In the epilogue of his autobiography, Robinson wrote, “I had to fight hard against loneliness, abuse, and the knowledge that any mistake I made would be magnified because I was the only Black man out there.” Robinson had successfully shouldered a burden far beyond his pay grade. By 1959, just three years after his retirement, every team in baseball included Black players on their rosters. In 1997, with recognition of what Robinson had accomplished on and off the baseball field still deepening, MLB retired #42 from the game.
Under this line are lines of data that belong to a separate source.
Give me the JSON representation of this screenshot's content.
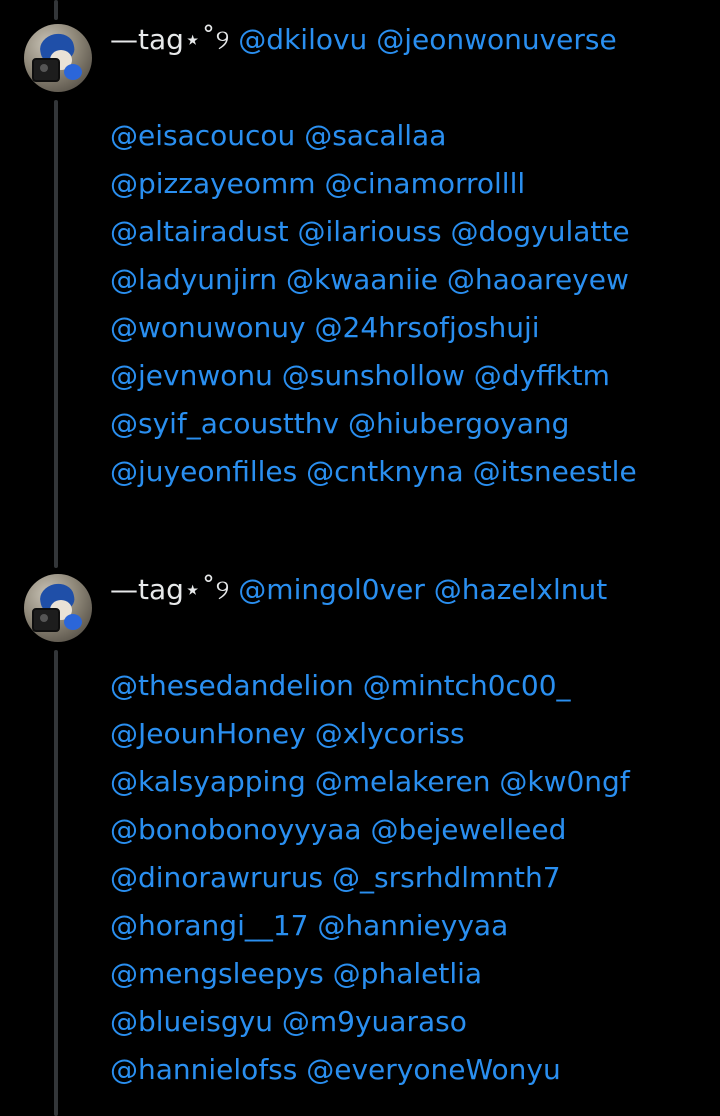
{
  "tweets": [
    {
      "name": "—tag⋆˚୨",
      "first_line_mentions": "@dkilovu  @jeonwonuverse",
      "lines": [
        "@eisacoucou @sacallaa",
        "@pizzayeomm @cinamorrollll",
        "@altairadust @ilariouss @dogyulatte",
        "@ladyunjirn @kwaaniie @haoareyew",
        "@wonuwonuy @24hrsofjoshuji",
        "@jevnwonu @sunshollow @dyffktm",
        "@syif_acoustthv @hiubergoyang",
        "@juyeonfilles @cntknyna @itsneestle"
      ]
    },
    {
      "name": "—tag⋆˚୨",
      "first_line_mentions": "@mingol0ver @hazelxlnut",
      "lines": [
        "@thesedandelion @mintch0c00_",
        "@JeounHoney @xlycoriss",
        "@kalsyapping @melakeren @kw0ngf",
        "@bonobonoyyyaa @bejewelleed",
        "@dinorawrurus @_srsrhdlmnth7",
        "@horangi__17 @hannieyyaa",
        "@mengsleepys @phaletlia",
        "@blueisgyu @m9yuaraso",
        "@hannielofss @everyoneWonyu"
      ]
    }
  ],
  "colors": {
    "background": "#000000",
    "text": "#e7e9ea",
    "mention": "#2a8ff0",
    "thread_line": "#333639"
  }
}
1948 Leaf Baseball #79 Jackie Robinson

1956 Topps Baseball #30 Jackie Robinson

In order to meet demand and to honor his remarkable life, Jackie Robinson cards continue to be printed almost every year, but the cards printed during his playing career remain the most highly prized. Robinson’s rookie card is the 1948 Leaf card (#79), but his 1950 Bowman and 1952 Berk Ross cards are also widely considered to be treasures. The sequence of Topps cards printed in his name between 1952 and 1956 are some of the most iconic cards in the history of The Hobby.

Jackie Robinson Topps Baseball cards, 1952 – 1956

The civil rights legislation of the 1960s was certainly a milestone in American history, and Robinson worked closely with the NAACP throughout those pivotal years. If Branch Rickey was justified in calling Robinson’s inclusion in the MLB a “noble experiment,” America itself might (someday) be understood by the same phrase.
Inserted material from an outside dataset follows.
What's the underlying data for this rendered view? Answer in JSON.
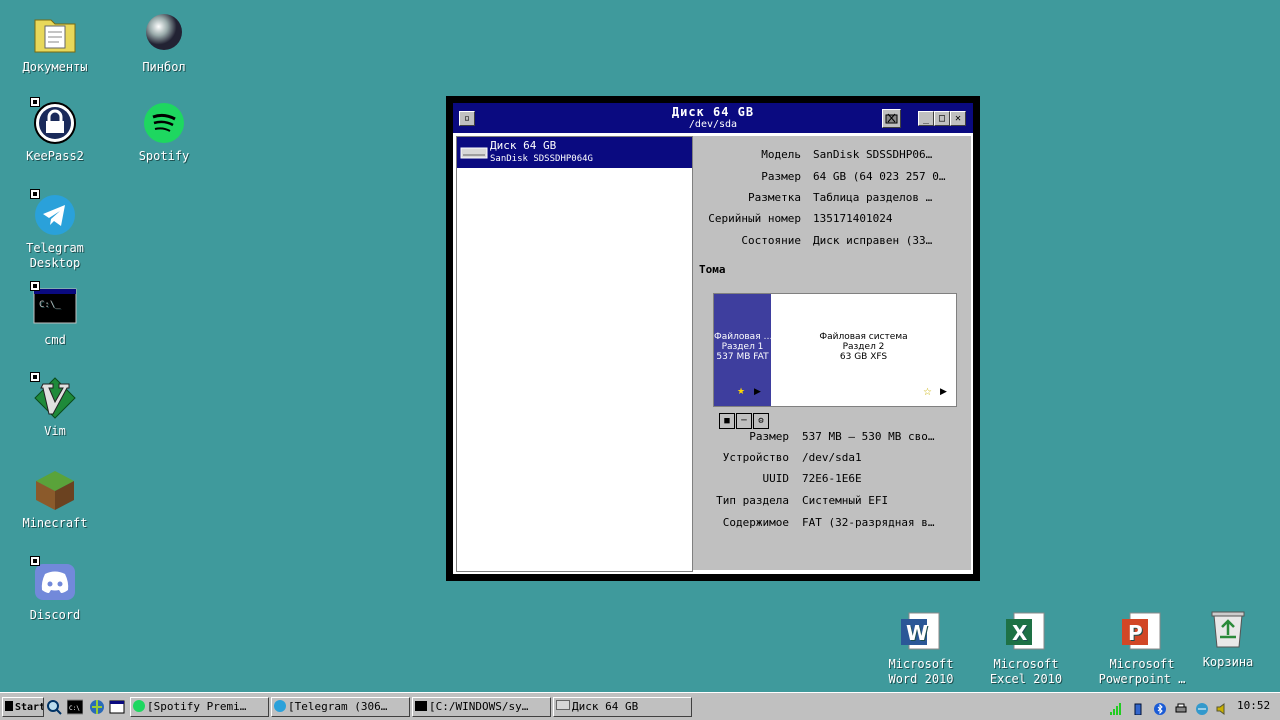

Jackie Robinson and more than 200,000 others marched in the 1963 March on Washington. (Photo by Steve Schapiro/Corbis via Getty Images)

In 1970, Robinson exchanged a series of mutually standoffish letters with President Richard Nixon, whom Robinson had supported for President in 1960. In commentary on these letters in his autobiography, Robinson remarked, “It is not enough for one man to admire another because of his past accomplishments.” Robinson suspected Nixon’s placating language was “double-talk,” and concluded, “In the face of being written off by Mr. Nixon’s party and being taken for granted by Democrats, we must develop an effective strategy and learn how to become enlightenedly selfish to protect Black people when white people seem consolidated to destroy us.”

Strikingly, it is in this direct and confrontational voice that Robinson (still) speaks to us from beyond his mythology. He indeed broke an important barrier on the playing field, but he was also aware that it would be too easy to imagine all the crucial progress as being behind us. Hank Aaron said, “Jackie’s character was much more important than his batting average.” It is tempting to add: to the extent that America understands and emulates that character, America is bound to succeed in the long run.